Between 1821 and 1835, the San people of South Africa painted an exhilarating battle scene on a sandstone cliff called the Horned Serpent panel. Among the depicted warriors, spears and recognizable animals is a mysterious addition: a tusked creature with a long, curved body and polka-dotted skin that doesn’t resemble any living species. Now, paleontologist Julien Benoit has suggested that the Horned Serpent might depict the long-extinct dicynodont.

His study was published in the journal PLOS ONE on Wednesday. “I came across the Stow and Bleek book about San rock art and when I saw their beautiful reproduction of that tusked animal, I immediately thought that this could well be a dicynodont,” Benoit, of the University of the Witwatersrand, Johannesburg, in South Africa, tells Newsweek ’s Aristos Georgiou. “I needed to see the real one with my own eyes.

The original painting, when I found it, did not disappoint!” Dicynodonts were ancestors of mammals, but they appeared more like reptiles and sported beaks and tusks.

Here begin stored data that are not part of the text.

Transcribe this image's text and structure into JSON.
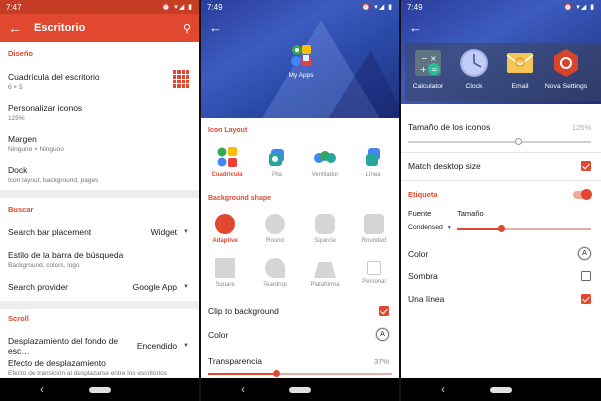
{
  "screen1": {
    "status_time": "7:47",
    "toolbar": {
      "title": "Escritorio"
    },
    "sections": {
      "design": "Diseño",
      "search": "Buscar",
      "scroll": "Scroll"
    },
    "items": {
      "grid": {
        "title": "Cuadrícula del escritorio",
        "sub": "6 × 5"
      },
      "icons": {
        "title": "Personalizar iconos",
        "sub": "125%"
      },
      "margin": {
        "title": "Margen",
        "sub": "Ninguno × Ninguno"
      },
      "dock": {
        "title": "Dock",
        "sub": "Icon layout, background, pages"
      },
      "searchbar_placement": {
        "title": "Search bar placement",
        "value": "Widget"
      },
      "searchbar_style": {
        "title": "Estilo de la barra de búsqueda",
        "sub": "Background, colors, logo"
      },
      "search_provider": {
        "title": "Search provider",
        "value": "Google App"
      },
      "wallpaper_scroll": {
        "title": "Desplazamiento del fondo de esc…",
        "value": "Encendido"
      },
      "scroll_effect": {
        "title": "Efecto de desplazamiento",
        "sub": "Efecto de transición al desplazarse entre los escritorios"
      }
    }
  },
  "screen2": {
    "status_time": "7:49",
    "my_apps_label": "My Apps",
    "icon_layout_header": "Icon Layout",
    "layouts": [
      "Cuadrícula",
      "Pila",
      "Ventilador",
      "Línea"
    ],
    "background_shape_header": "Background shape",
    "shapes": [
      "Adaptive",
      "Round",
      "Squircle",
      "Rounded",
      "Square",
      "Teardrop",
      "Plataforma",
      "Personal"
    ],
    "clip_label": "Clip to background",
    "color_label": "Color",
    "transparency_label": "Transparencia",
    "transparency_value": "37%",
    "transparency": 0.37
  },
  "screen3": {
    "status_time": "7:49",
    "apps": [
      "Calculator",
      "Clock",
      "Email",
      "Nova Settings"
    ],
    "icon_size_label": "Tamaño de los iconos",
    "icon_size_value": "125%",
    "match_label": "Match desktop size",
    "label_header": "Etiqueta",
    "font_label": "Fuente",
    "font_value": "Condensed",
    "size_label": "Tamaño",
    "color_label": "Color",
    "shadow_label": "Sombra",
    "oneline_label": "Una línea",
    "icon_size": 0.6,
    "label_size": 0.33
  },
  "colors": {
    "accent": "#e0492f",
    "hero": "#3d5cc0"
  }
}
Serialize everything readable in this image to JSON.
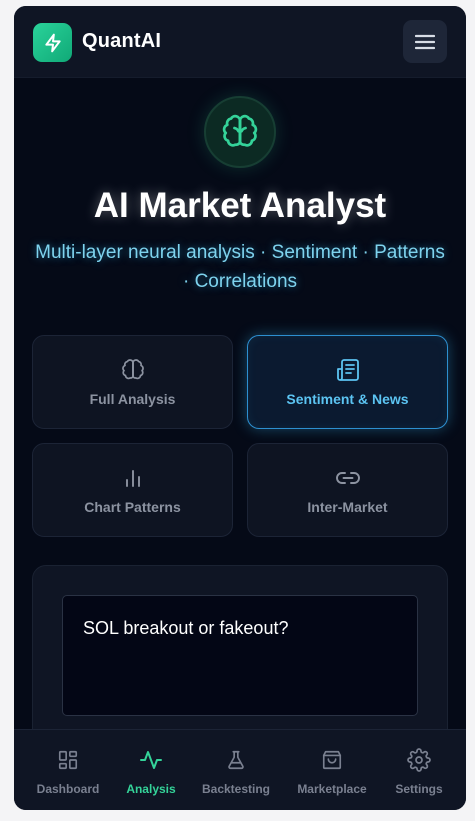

They walked the Earth with the earliest dinosaurs and went extinct around 200 million years ago. Needless to say, they were gone long before the San people—or any human, for that matter—could have caught a glimpse of them.

However, south-central Africa’s Karoo Basin is famous for its abundance of well-preserved fossils, including those of the dicynodont, per a statement . Benoit argues that since the San people are known to depict elements of their.